A recent article in Chicago’s RedEye examined a possible link between chronic absenteeism and longer than usual wait times for rider during peak times. In particular,
The odds of experiencing a bad commute on the CTA are greater on Mondays and Fridays and during the run-up to rush periods, all because of canceled buses and trains, a Tribune examination of performance data has found.
A break down of the data found that the majority of cancellations occurred between 6 and 9 a.m. in the morning and 4 to 7 p.m. in the evening, coinciding nicely with peak rush.

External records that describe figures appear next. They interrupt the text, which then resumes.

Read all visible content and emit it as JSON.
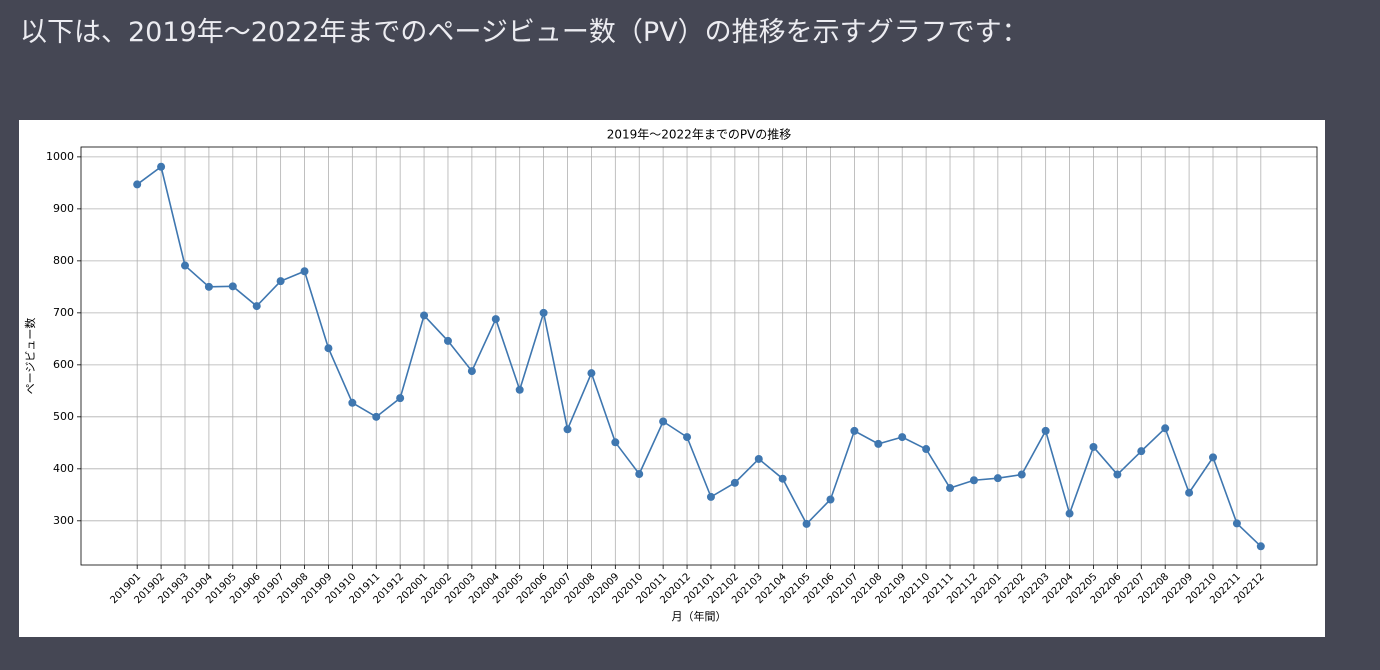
{
  "message": "以下は、2019年〜2022年までのページビュー数（PV）の推移を示すグラフです：",
  "chart_data": {
    "type": "line",
    "title": "2019年〜2022年までのPVの推移",
    "x_label": "月（年間）",
    "y_label": "ページビュー数",
    "categories": [
      "201901",
      "201902",
      "201903",
      "201904",
      "201905",
      "201906",
      "201907",
      "201908",
      "201909",
      "201910",
      "201911",
      "201912",
      "202001",
      "202002",
      "202003",
      "202004",
      "202005",
      "202006",
      "202007",
      "202008",
      "202009",
      "202010",
      "202011",
      "202012",
      "202101",
      "202102",
      "202103",
      "202104",
      "202105",
      "202106",
      "202107",
      "202108",
      "202109",
      "202110",
      "202111",
      "202112",
      "202201",
      "202202",
      "202203",
      "202204",
      "202205",
      "202206",
      "202207",
      "202208",
      "202209",
      "202210",
      "202211",
      "202212"
    ],
    "series": [
      {
        "color": "#3f77b0",
        "values": [
          947,
          981,
          791,
          750,
          751,
          713,
          761,
          780,
          632,
          527,
          500,
          536,
          695,
          646,
          588,
          688,
          552,
          700,
          476,
          584,
          451,
          390,
          491,
          461,
          346,
          373,
          419,
          381,
          294,
          341,
          473,
          448,
          461,
          438,
          363,
          378,
          382,
          389,
          473,
          314,
          442,
          389,
          434,
          478,
          354,
          422,
          295,
          251
        ]
      }
    ],
    "ylim": [
      215,
      1019
    ],
    "yticks": [
      300,
      400,
      500,
      600,
      700,
      800,
      900,
      1000
    ],
    "grid": true
  }
}
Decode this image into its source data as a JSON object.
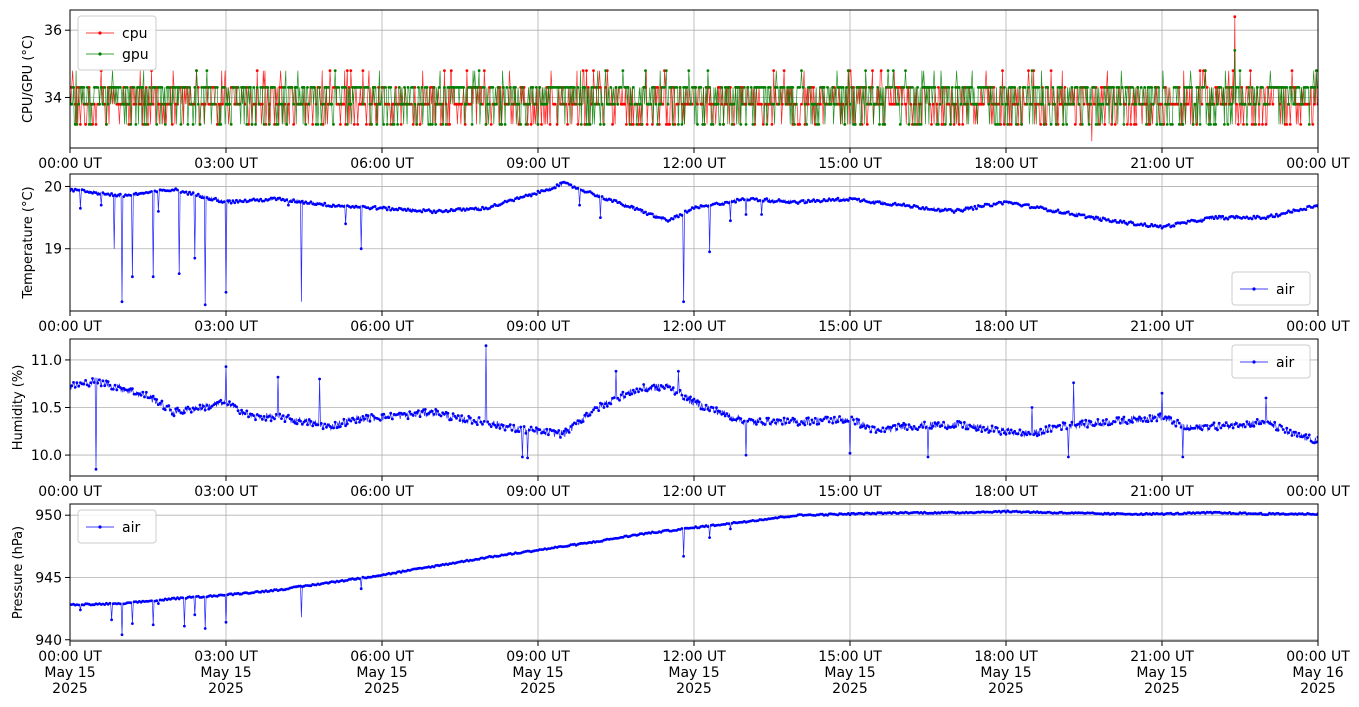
{
  "chart_data": [
    {
      "type": "line",
      "ylabel": "CPU/GPU (°C)",
      "xlabel": "",
      "ylim": [
        32.5,
        36.6
      ],
      "yticks": [
        34,
        36
      ],
      "grid": true,
      "legend": "upper left",
      "x_range": [
        "2025-05-15T00:00Z",
        "2025-05-16T00:00Z"
      ],
      "x_tick_labels": [
        "00:00 UT",
        "03:00 UT",
        "06:00 UT",
        "09:00 UT",
        "12:00 UT",
        "15:00 UT",
        "18:00 UT",
        "21:00 UT",
        "00:00 UT"
      ],
      "series": [
        {
          "name": "cpu",
          "color": "#ff0000",
          "baseline": 33.8,
          "levels": [
            33.2,
            33.8,
            34.3,
            34.8
          ],
          "spikes": [
            {
              "x": "2025-05-15T22:24Z",
              "y": 36.4
            },
            {
              "x": "2025-05-15T19:39Z",
              "y": 32.7
            }
          ]
        },
        {
          "name": "gpu",
          "color": "#008000",
          "baseline": 34.3,
          "levels": [
            33.2,
            33.8,
            34.3,
            34.8
          ],
          "spikes": [
            {
              "x": "2025-05-15T22:24Z",
              "y": 35.4
            }
          ]
        }
      ]
    },
    {
      "type": "line",
      "ylabel": "Temperature (°C)",
      "xlabel": "",
      "ylim": [
        18.0,
        20.2
      ],
      "yticks": [
        19,
        20
      ],
      "grid": true,
      "legend": "lower right",
      "x_range": [
        "2025-05-15T00:00Z",
        "2025-05-16T00:00Z"
      ],
      "x_tick_labels": [
        "00:00 UT",
        "03:00 UT",
        "06:00 UT",
        "09:00 UT",
        "12:00 UT",
        "15:00 UT",
        "18:00 UT",
        "21:00 UT",
        "00:00 UT"
      ],
      "series": [
        {
          "name": "air",
          "color": "#0000ff",
          "profile": [
            [
              0,
              19.95
            ],
            [
              1,
              19.85
            ],
            [
              2,
              19.95
            ],
            [
              3,
              19.75
            ],
            [
              4,
              19.8
            ],
            [
              5,
              19.7
            ],
            [
              6,
              19.65
            ],
            [
              7,
              19.6
            ],
            [
              8,
              19.65
            ],
            [
              9,
              19.9
            ],
            [
              9.5,
              20.05
            ],
            [
              10,
              19.9
            ],
            [
              11,
              19.6
            ],
            [
              11.5,
              19.45
            ],
            [
              12,
              19.65
            ],
            [
              13,
              19.8
            ],
            [
              14,
              19.75
            ],
            [
              15,
              19.8
            ],
            [
              16,
              19.7
            ],
            [
              17,
              19.6
            ],
            [
              18,
              19.75
            ],
            [
              19,
              19.6
            ],
            [
              20,
              19.45
            ],
            [
              21,
              19.35
            ],
            [
              22,
              19.5
            ],
            [
              23,
              19.5
            ],
            [
              24,
              19.7
            ]
          ],
          "dips": [
            [
              0.2,
              19.65
            ],
            [
              0.6,
              19.7
            ],
            [
              0.85,
              19.0
            ],
            [
              1.0,
              18.15
            ],
            [
              1.2,
              18.55
            ],
            [
              1.6,
              18.55
            ],
            [
              1.7,
              19.6
            ],
            [
              2.1,
              18.6
            ],
            [
              2.4,
              18.85
            ],
            [
              2.6,
              18.1
            ],
            [
              3.0,
              18.3
            ],
            [
              4.2,
              19.7
            ],
            [
              4.45,
              18.15
            ],
            [
              5.3,
              19.4
            ],
            [
              5.6,
              19.0
            ],
            [
              9.8,
              19.7
            ],
            [
              10.2,
              19.5
            ],
            [
              11.8,
              18.15
            ],
            [
              12.3,
              18.95
            ],
            [
              12.7,
              19.45
            ],
            [
              13.0,
              19.55
            ],
            [
              13.3,
              19.55
            ]
          ]
        }
      ]
    },
    {
      "type": "line",
      "ylabel": "Humidity (%)",
      "xlabel": "",
      "ylim": [
        9.78,
        11.22
      ],
      "yticks": [
        10.0,
        10.5,
        11.0
      ],
      "grid": true,
      "legend": "upper right",
      "x_range": [
        "2025-05-15T00:00Z",
        "2025-05-16T00:00Z"
      ],
      "x_tick_labels": [
        "00:00 UT",
        "03:00 UT",
        "06:00 UT",
        "09:00 UT",
        "12:00 UT",
        "15:00 UT",
        "18:00 UT",
        "21:00 UT",
        "00:00 UT"
      ],
      "series": [
        {
          "name": "air",
          "color": "#0000ff",
          "profile": [
            [
              0,
              10.72
            ],
            [
              0.5,
              10.78
            ],
            [
              1,
              10.7
            ],
            [
              1.5,
              10.62
            ],
            [
              2,
              10.45
            ],
            [
              2.5,
              10.5
            ],
            [
              3,
              10.55
            ],
            [
              3.5,
              10.4
            ],
            [
              4,
              10.4
            ],
            [
              4.5,
              10.35
            ],
            [
              5,
              10.3
            ],
            [
              5.5,
              10.38
            ],
            [
              6,
              10.4
            ],
            [
              6.5,
              10.42
            ],
            [
              7,
              10.45
            ],
            [
              7.5,
              10.38
            ],
            [
              8,
              10.35
            ],
            [
              8.5,
              10.28
            ],
            [
              9,
              10.25
            ],
            [
              9.5,
              10.22
            ],
            [
              10,
              10.45
            ],
            [
              10.5,
              10.6
            ],
            [
              11,
              10.7
            ],
            [
              11.5,
              10.72
            ],
            [
              12,
              10.55
            ],
            [
              12.5,
              10.45
            ],
            [
              13,
              10.35
            ],
            [
              14,
              10.35
            ],
            [
              15,
              10.38
            ],
            [
              15.5,
              10.25
            ],
            [
              16,
              10.3
            ],
            [
              17,
              10.32
            ],
            [
              18,
              10.25
            ],
            [
              18.5,
              10.22
            ],
            [
              19,
              10.3
            ],
            [
              20,
              10.35
            ],
            [
              21,
              10.4
            ],
            [
              21.5,
              10.28
            ],
            [
              22,
              10.3
            ],
            [
              23,
              10.35
            ],
            [
              23.5,
              10.22
            ],
            [
              24,
              10.15
            ]
          ],
          "spikes": [
            [
              0.5,
              9.85
            ],
            [
              3.0,
              10.93
            ],
            [
              4.0,
              10.82
            ],
            [
              4.8,
              10.8
            ],
            [
              8.0,
              11.15
            ],
            [
              8.7,
              9.98
            ],
            [
              8.8,
              9.97
            ],
            [
              10.5,
              10.88
            ],
            [
              11.7,
              10.88
            ],
            [
              13.0,
              10.0
            ],
            [
              15.0,
              10.02
            ],
            [
              16.5,
              9.98
            ],
            [
              18.5,
              10.5
            ],
            [
              19.2,
              9.98
            ],
            [
              19.3,
              10.76
            ],
            [
              21.0,
              10.65
            ],
            [
              21.4,
              9.98
            ],
            [
              23.0,
              10.6
            ]
          ]
        }
      ]
    },
    {
      "type": "line",
      "ylabel": "Pressure (hPa)",
      "xlabel": "",
      "ylim": [
        939.9,
        950.9
      ],
      "yticks": [
        940,
        945,
        950
      ],
      "grid": true,
      "legend": "upper left",
      "x_range": [
        "2025-05-15T00:00Z",
        "2025-05-16T00:00Z"
      ],
      "x_tick_labels": [
        "00:00 UT\nMay 15\n2025",
        "03:00 UT\nMay 15\n2025",
        "06:00 UT\nMay 15\n2025",
        "09:00 UT\nMay 15\n2025",
        "12:00 UT\nMay 15\n2025",
        "15:00 UT\nMay 15\n2025",
        "18:00 UT\nMay 15\n2025",
        "21:00 UT\nMay 15\n2025",
        "00:00 UT\nMay 16\n2025"
      ],
      "series": [
        {
          "name": "air",
          "color": "#0000ff",
          "profile": [
            [
              0,
              942.8
            ],
            [
              1,
              942.9
            ],
            [
              2,
              943.3
            ],
            [
              3,
              943.6
            ],
            [
              4,
              944.0
            ],
            [
              5,
              944.6
            ],
            [
              6,
              945.2
            ],
            [
              7,
              945.9
            ],
            [
              8,
              946.6
            ],
            [
              9,
              947.2
            ],
            [
              10,
              947.8
            ],
            [
              11,
              948.5
            ],
            [
              12,
              949.0
            ],
            [
              13,
              949.5
            ],
            [
              14,
              950.0
            ],
            [
              15,
              950.1
            ],
            [
              16,
              950.2
            ],
            [
              17,
              950.2
            ],
            [
              18,
              950.3
            ],
            [
              19,
              950.2
            ],
            [
              20,
              950.1
            ],
            [
              21,
              950.1
            ],
            [
              22,
              950.2
            ],
            [
              23,
              950.1
            ],
            [
              24,
              950.1
            ]
          ],
          "dips": [
            [
              0.2,
              942.4
            ],
            [
              0.8,
              941.6
            ],
            [
              1.0,
              940.4
            ],
            [
              1.2,
              941.3
            ],
            [
              1.6,
              941.2
            ],
            [
              1.7,
              942.9
            ],
            [
              2.2,
              941.1
            ],
            [
              2.4,
              942.0
            ],
            [
              2.6,
              940.9
            ],
            [
              3.0,
              941.4
            ],
            [
              4.45,
              941.8
            ],
            [
              5.6,
              944.1
            ],
            [
              11.8,
              946.7
            ],
            [
              12.3,
              948.2
            ],
            [
              12.7,
              948.9
            ]
          ]
        }
      ]
    }
  ]
}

CTA management and unions both recognize absenteeism is a significant issue, but each side is (not surprisingly) blaming the other for high absence rates.
So how does the TTC stack up? Well, the answer is not terribly clear based on what I have been able to track down in terms of TTC absence rates.
After reaching out to the TTC’s Chief Customer Service Officer, Chris Upfold, over Twitter, he emailed me the chart below.
Now, I’ve never claimed to be a statistician. In fact, I barely squeaked through by research statistics course in grad school. Given that, I felt like there wasn’t much I could wring from this chart. But, between the brains of my wife and the brains of my stats nerd work friend, I figured I could do some rough approximations.
With an almost 8 per cent absence rate in 2011, assuming a 365 day work day, I figured that this roughly equals almost 33 absences (365 x 9% = 32.85). Compare that to CTA’s 39.5 and…what?
There’s a fair number of assumptions in the TTC figure (all TTC employees compared to CTAs drivers only figure, for example). And even knowing this number and that the TTC figure is lower, where does that leave us?
That’s where I’m stuck. Without cancellations figures for the TTC (that I could find through internet digging) I don’t really have much to go on. That, fair readers, is where I’m hoping you’ll come in.